Dans le mois qui suivit, je n’ai appelé aucun prospect. Je notais cependant un changement : lors de mes rencontres, de mes interventions, et finalement dans un grand nombre d’occasions, je proposais facilement des rendez-vous pour présenter mon activité de coach, mes spécificités et envisager de futures collaborations. Je me trouvais rétrospectivement assez gonflé d’avoir osé ! Et je me surprenais à rappeler ces mêmes interlocuteurs sans noter de blocage particulier.
Aujourd’hui, je n’appelle toujours pas de prospects mais j’ai mis en place une solution qui me convient davantage : profiter d’être en situation pour engager un dialogue, proposer de nouvelles perspectives et décrocher des rendez-vous. J’ai finalement adopté une autre façon de faire si bien que ces appels ne sont plus un problème pour moi. Le résultat n’est en fait pas du tout où je l’attendais. Je suis d’ailleurs très surpris de cette relative facilité à faire autrement. Par ailleurs, je n’ai aucune idée de l’origine du blocage initial : cette expérience ne m’a pas éclairé sur le pourquoi et aujourd’hui ça ne me préoccupe pas. J’ai arrêté de chercher ce qui m’empêchait de passer ces appels.
Pour le contexte relatif au départ de mon entreprise, il a lui aussi évolué. Suite à de multiples discussions, la voie s’ouvrait enfin pour adhérer à un plan de départ volontaire négocié. Début juillet, je signais ma demande et j’ai quitté mon entreprise le 31 juillet. Mais ce dénouement n’a probablement aucun lien avec cette expérience. Quoi que ?
Avec un peu de recul, je tirais des premiers apprentissages de cette expérience, non pas en tant que client mais finalement dans ma posture de coach :
- – Tout d’abord, faire confiance au client : c’est lui qui a les compétences pour effectuer les changements qui lui conviennent et dont il a besoin. Je ne pourrais jamais imaginer les solutions qu’il trouve et qu’il met lui même en place. Regarder un client en me disant : « il a les compétences de son propre changement » est l’un des premiers enseignements de cette expérimentation.
- – L’évolution du contexte est déterminante dans les changements : au delà de la tâche paradoxale elle-même, le résultat dépend aussi beaucoup du contexte et des évènements qui se produisent.
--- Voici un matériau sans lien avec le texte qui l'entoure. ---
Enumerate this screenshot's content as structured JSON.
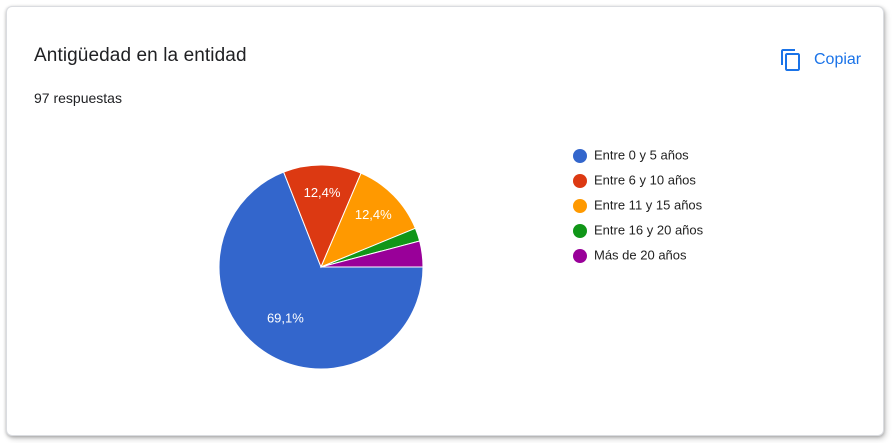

Dans mon cas, la tension croissante avec mon entreprise a peut être joué un rôle dans ce déblocage. J’ai pris conscience de l’importance de la dynamique du temps qui s’écoule entre les séances, qui apporte des successions d’évènements qui modifient sans cesse le contexte. Ils peuvent avoir comme effet de tout reconfigurer, d’accélérer ou de ralentir le changement de notre client. Cela m’amenait m’interroger sur ma propre impatience du résultat pour mon client. Cette impatience qui ne me conduisait qu’à prendre certaines de mes croyances pour des réalités, et finalement à empêcher mon client à trouver ses propres solutions.
- – Enfin, l’aide de la métaphore : cette métaphore de la spirale, qui m’a accompagnée pendant cette expérience, m’a beaucoup aidé, je me suis amusé à l’utiliser et je reste persuadé qu’elle a contribué à ce « déblocage ».
Je ne saurai jamais quoi de la tâche, du contexte, de la métaphore ou d’autre chose encore a été à l’origine de ce changement, mais ceci est à mettre aussi à l’actif de l’approche paradoxale.
Pour finir, je ne résiste pas au plaisir de partager avec vous une citation de Gaston Bachelard, sur cette fameuse spirale qui m’a accompagné pendant cette période :
« Quelle spirale, que l’être de l’homme. Dans cette spirale, que de dynamismes qui s’inversent. On ne sait plus tout de suite si l’on court au centre ou si l’on s’en évade ».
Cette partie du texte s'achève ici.